Cytoplasmic incompatibility refers to a form of reproductive manipulation in which embryonic lethality results from matings involving Wolbachia-infected males and non-infected females. The net effect of this manipulation is the rapid increase in the number of infected individuals in a population
Insect biologists have envisioned a number of applications for Wolbachia-induced CI including harnessing it to introgress genes into insect populations and to suppress insect populations by selectively releasing infected males into populations of uninfected insects causing reduced fitness.
The interest in Wolbachia-induced effects on reproduction also led to the fortuitous discovery that some Wolbachia-infected mosquitoes are immune to infection by certain human viral pathogens – the basis for a new strategy to control vector-borne diseases.
But the genetic and biochemical bases of CI has remained a mystery. Until now.

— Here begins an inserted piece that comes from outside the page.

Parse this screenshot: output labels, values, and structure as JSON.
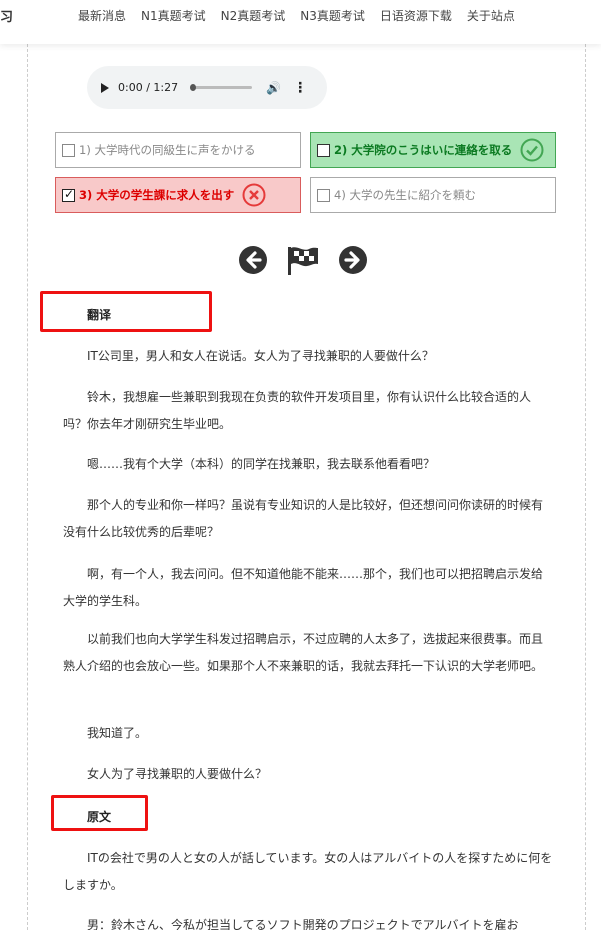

Using a clever comparative genomics approach LePage et al were able to identify 2 genes in the Wolbachia strain that infects D. melanogaster (wMel) that appear almost certainly to be responsible for CI in this species.
First, the authors compared wMel’s genome to those of four other Wolbachia strains that cause CI and found 161 genes that were shared by all strains. The authors reasoned that the “CI genes” were likely to be among this set of genes
They then narrowed the list of genes by looking at Wolbachia gene expression in the infected ovaries as well as the proteome of infected ovaries. In addition, they also compared their list of genes to those of a Wolbachia strain that does not cause CI. These multiple comparisons resulted in the identification of only 2 genes of the initial 161 that correlated as expected with the presence and absence of CI.
With candidate genes in hand the authors performed a number of tests of their hypothesis that these two genes were directly responsible for wMel-induced CI in Drosophila.
They looked at temporal and spatial expression patterns and these proved to be consistent with CI.
But more convincingly, the authors were able to recreate the CI phenotype by expressing the two candidate genes as transgenes in male gametes and showing embryonic lethality when mated to wild-type females. This CI-like lethality was not observed when transgenic males were mated with wMel-infected females. The cytological defects associated with the CI-like lethality also closely resembled those observed with wMel infections. This all added up to the two genes LePage et al identified as being responsible for CI.
The two genes, cifA and cifB, were both necessary for inducing CI.
So what are these genes? Well, surprisingly they are not Wolbachia genes at all but are from a prophage, WO, present in the genomes of CI-inducing Wolbachia. The cif genes remain a mystery with respect to their gene products and functions and these, no doubt, will be clarified shortly.
It will be interesting and potentially important to move cifA and cifB into heterologous species to see if one can create synthetic CI, something that might find a number of uses in controlling insect pests.
LePage, DP, Metcalf, JA, Bordenstein, SR, On, J, Perlmutter, JI, Shropshire, JD, Layton, EM, Funkhouser-Jones, LJ, Beckmann, JF, Bordenstein, SR. Prophage WO genes recapitulate and enhance Wolbachia-induced cytoplasmic incompatibility. Nature 2017; 543:243-247.